Critical Context

(Masterpieces of American Fiction)

In 1963, Onetti deservedly won the William Faulkner Certificate of Merit for El astillero. The novel is an innovative transmutation of the themes and techniques of Faulkner, the Uruguayan author’s most influential literary model. Onetti’s Santa Maria country is a fictional locale suggested by but not simply copied from Faulkner’s Yoknapatawpha County. The religious allegory of The Shipyard is Hispano-Catholic in content, but it has technical precedents in Faulkner novels such as Light in August (1932). The multiple point of view of The Shipyard also can be traced to Faulkner.

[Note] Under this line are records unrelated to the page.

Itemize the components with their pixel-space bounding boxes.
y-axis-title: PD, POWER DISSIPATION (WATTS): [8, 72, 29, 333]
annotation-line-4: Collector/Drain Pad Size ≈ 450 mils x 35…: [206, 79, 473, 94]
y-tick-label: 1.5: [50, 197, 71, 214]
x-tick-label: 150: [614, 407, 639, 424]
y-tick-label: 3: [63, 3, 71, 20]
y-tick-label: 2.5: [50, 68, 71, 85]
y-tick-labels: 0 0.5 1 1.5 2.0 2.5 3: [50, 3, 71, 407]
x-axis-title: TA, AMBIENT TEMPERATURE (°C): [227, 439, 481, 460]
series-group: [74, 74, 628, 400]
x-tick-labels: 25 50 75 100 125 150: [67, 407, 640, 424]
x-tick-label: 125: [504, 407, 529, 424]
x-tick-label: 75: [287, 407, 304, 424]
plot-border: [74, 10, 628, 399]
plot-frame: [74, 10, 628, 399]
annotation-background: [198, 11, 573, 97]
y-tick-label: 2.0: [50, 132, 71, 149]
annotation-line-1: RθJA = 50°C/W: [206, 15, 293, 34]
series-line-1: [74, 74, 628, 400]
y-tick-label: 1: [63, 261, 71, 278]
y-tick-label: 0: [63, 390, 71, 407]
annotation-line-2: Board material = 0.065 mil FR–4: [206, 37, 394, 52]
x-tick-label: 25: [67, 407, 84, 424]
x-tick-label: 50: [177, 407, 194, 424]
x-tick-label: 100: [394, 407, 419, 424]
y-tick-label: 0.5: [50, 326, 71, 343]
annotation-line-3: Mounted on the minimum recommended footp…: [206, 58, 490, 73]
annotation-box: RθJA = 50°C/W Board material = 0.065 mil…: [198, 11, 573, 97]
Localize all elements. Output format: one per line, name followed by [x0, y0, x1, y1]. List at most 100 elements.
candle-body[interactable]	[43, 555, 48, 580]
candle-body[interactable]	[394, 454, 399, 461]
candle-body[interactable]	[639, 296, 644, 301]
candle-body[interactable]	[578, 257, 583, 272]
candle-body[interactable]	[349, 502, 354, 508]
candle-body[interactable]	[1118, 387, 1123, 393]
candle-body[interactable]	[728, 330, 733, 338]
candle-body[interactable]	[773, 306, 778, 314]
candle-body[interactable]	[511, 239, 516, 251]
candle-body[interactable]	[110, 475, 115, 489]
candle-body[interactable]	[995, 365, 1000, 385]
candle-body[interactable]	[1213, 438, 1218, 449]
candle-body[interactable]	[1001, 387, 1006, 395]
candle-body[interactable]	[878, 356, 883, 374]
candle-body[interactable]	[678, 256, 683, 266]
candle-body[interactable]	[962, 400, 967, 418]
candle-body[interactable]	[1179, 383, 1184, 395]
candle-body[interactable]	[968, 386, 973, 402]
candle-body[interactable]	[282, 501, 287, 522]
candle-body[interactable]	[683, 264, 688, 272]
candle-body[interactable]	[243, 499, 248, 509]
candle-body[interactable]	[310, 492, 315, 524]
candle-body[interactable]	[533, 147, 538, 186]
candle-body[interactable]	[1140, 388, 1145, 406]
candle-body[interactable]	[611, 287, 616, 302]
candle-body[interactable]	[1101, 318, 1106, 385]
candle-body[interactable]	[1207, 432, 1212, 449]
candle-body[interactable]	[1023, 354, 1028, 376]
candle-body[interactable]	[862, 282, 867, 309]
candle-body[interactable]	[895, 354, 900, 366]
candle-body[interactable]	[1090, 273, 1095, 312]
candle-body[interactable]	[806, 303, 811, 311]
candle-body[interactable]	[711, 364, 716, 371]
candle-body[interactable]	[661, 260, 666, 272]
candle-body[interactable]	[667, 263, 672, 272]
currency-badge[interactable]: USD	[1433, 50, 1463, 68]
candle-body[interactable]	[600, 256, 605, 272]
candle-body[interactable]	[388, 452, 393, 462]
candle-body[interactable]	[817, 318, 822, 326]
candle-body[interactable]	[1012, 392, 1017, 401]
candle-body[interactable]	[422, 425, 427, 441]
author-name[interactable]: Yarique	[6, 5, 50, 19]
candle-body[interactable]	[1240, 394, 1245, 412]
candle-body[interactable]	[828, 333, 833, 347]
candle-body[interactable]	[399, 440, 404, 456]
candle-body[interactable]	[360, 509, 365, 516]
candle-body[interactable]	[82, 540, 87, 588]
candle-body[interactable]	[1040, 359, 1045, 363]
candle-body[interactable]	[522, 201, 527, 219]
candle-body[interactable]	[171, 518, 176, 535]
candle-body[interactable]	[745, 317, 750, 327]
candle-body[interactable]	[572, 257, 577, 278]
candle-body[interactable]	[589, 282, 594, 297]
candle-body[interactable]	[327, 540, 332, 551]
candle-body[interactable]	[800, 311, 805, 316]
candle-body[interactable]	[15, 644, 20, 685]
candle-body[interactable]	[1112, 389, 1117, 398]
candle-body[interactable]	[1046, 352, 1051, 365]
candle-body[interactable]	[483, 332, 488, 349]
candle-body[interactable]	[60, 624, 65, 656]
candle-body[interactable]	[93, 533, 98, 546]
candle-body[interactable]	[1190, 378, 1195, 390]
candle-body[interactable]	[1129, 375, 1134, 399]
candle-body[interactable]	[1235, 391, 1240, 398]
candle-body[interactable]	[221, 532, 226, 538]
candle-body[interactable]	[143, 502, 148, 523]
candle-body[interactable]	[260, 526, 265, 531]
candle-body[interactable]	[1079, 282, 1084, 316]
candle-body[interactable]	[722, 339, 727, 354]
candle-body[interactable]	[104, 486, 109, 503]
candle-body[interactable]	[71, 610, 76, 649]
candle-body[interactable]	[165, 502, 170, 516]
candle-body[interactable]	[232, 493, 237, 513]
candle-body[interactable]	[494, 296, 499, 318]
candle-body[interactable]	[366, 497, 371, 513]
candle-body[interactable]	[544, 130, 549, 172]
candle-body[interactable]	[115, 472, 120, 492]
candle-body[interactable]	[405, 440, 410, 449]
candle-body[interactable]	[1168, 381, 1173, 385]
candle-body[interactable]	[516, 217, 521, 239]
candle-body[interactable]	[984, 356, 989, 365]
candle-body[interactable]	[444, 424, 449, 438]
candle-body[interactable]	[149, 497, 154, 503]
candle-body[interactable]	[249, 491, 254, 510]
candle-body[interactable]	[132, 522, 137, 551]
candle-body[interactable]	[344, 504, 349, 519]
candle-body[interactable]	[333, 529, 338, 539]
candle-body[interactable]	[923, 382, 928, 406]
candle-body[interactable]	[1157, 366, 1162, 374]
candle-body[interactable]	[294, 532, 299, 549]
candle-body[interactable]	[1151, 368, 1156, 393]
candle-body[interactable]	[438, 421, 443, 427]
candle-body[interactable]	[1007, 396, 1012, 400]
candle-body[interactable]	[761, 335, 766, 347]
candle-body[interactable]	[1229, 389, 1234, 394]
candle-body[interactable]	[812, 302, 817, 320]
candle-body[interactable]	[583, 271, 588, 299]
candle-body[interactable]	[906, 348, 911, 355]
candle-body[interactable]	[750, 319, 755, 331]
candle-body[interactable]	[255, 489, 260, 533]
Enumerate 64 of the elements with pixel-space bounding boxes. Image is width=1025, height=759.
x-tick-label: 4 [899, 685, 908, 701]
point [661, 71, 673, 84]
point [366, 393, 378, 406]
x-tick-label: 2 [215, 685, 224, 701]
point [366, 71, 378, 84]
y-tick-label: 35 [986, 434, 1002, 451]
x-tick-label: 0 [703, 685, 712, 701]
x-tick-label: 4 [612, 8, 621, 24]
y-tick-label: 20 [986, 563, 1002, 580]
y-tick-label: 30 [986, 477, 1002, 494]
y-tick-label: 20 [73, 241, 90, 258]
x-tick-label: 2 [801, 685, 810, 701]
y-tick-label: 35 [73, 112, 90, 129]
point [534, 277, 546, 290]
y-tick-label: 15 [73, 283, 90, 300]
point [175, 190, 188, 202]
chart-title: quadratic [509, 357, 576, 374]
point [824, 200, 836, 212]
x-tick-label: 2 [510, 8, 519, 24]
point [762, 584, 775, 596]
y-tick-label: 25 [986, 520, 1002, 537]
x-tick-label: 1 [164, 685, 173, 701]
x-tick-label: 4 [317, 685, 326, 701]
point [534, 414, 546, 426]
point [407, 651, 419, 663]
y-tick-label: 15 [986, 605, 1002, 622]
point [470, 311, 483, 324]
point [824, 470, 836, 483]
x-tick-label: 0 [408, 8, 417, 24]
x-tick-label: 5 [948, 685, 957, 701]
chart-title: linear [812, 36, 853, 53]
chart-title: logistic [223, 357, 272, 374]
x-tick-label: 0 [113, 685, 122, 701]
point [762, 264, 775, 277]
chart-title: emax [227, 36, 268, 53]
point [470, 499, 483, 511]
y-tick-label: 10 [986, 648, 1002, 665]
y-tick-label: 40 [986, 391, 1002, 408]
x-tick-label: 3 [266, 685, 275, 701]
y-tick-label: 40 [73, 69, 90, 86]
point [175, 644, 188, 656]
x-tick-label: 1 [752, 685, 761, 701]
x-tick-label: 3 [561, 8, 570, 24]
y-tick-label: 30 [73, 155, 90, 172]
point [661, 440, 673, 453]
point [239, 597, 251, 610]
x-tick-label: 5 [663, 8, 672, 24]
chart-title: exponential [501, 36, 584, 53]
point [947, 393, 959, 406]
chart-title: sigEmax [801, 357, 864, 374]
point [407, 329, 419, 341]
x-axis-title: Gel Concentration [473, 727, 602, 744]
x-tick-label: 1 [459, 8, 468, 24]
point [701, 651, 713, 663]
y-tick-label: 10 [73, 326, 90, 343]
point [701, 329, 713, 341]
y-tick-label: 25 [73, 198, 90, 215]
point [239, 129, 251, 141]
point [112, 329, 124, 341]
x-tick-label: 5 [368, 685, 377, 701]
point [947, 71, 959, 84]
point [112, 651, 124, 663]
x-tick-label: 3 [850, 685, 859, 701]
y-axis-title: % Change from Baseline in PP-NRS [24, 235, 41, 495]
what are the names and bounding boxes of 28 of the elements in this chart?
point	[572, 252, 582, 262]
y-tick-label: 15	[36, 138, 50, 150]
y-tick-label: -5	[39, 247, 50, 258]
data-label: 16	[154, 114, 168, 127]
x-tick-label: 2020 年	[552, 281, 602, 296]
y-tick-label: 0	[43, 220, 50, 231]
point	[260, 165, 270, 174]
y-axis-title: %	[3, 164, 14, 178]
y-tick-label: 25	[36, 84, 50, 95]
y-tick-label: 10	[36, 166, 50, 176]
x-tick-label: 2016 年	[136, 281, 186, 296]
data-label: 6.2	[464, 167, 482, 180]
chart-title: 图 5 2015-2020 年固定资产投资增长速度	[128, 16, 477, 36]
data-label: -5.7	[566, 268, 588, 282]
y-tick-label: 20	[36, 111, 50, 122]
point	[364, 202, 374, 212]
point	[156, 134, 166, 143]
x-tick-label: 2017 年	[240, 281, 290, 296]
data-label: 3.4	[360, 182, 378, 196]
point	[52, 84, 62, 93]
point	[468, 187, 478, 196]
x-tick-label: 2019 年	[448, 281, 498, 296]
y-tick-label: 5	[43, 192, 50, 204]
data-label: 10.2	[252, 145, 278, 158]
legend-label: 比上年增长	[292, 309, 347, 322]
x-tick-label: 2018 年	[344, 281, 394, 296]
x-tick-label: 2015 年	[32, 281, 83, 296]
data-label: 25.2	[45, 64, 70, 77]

Criticism has not always pointed out the differences between Onetti and Faulkner, but The Shipyard displays some, such as the greater measure of pessimism present in Onetti, and the Uruguayan writer’s more pointed reflexive dimension. The distinctive Onettian narrative voice repeatedly comments on the progress of its narration, which itself seems tainted by the arbitrariness and insubstantiality of the lives being told:Now, in the incomplete reconstruction of that night, as part of the whim of giving it historical importance or meaning, as part of the inoffensive game of cutting short a winter evening, manipulating, combining and playing tricks with all those things which interest no one and which are not indispensable, there comes the testimony of the bartender of the Plaza.

Onetti is the best of the River Plate writers who quite independently of the French developed an existential fiction in the 1940’s and 1950’s. He is one of the earliest and most redoubtable craftsmen of the Latin American New Narrative, and for all its reminiscence of Faulkner, the Santa Maria saga was itself highly influential long before the 1980’s, when Onetti’s life work was awarded Spain’s Cervantes Prize and Uruguay’s National Literature Prize. With Santa Maria, Onetti stimulated the equally ambitious projects of younger writers such as Gabriel García Márquez and Mario Vargas Llosa. No novel of the saga is as intense as The Shipyard, or more successful in maintaining Onetti’s ambiguous play between disintegration and imaginative attempts to prevail against it, between the somber theme of mortality and the comic treatment of it.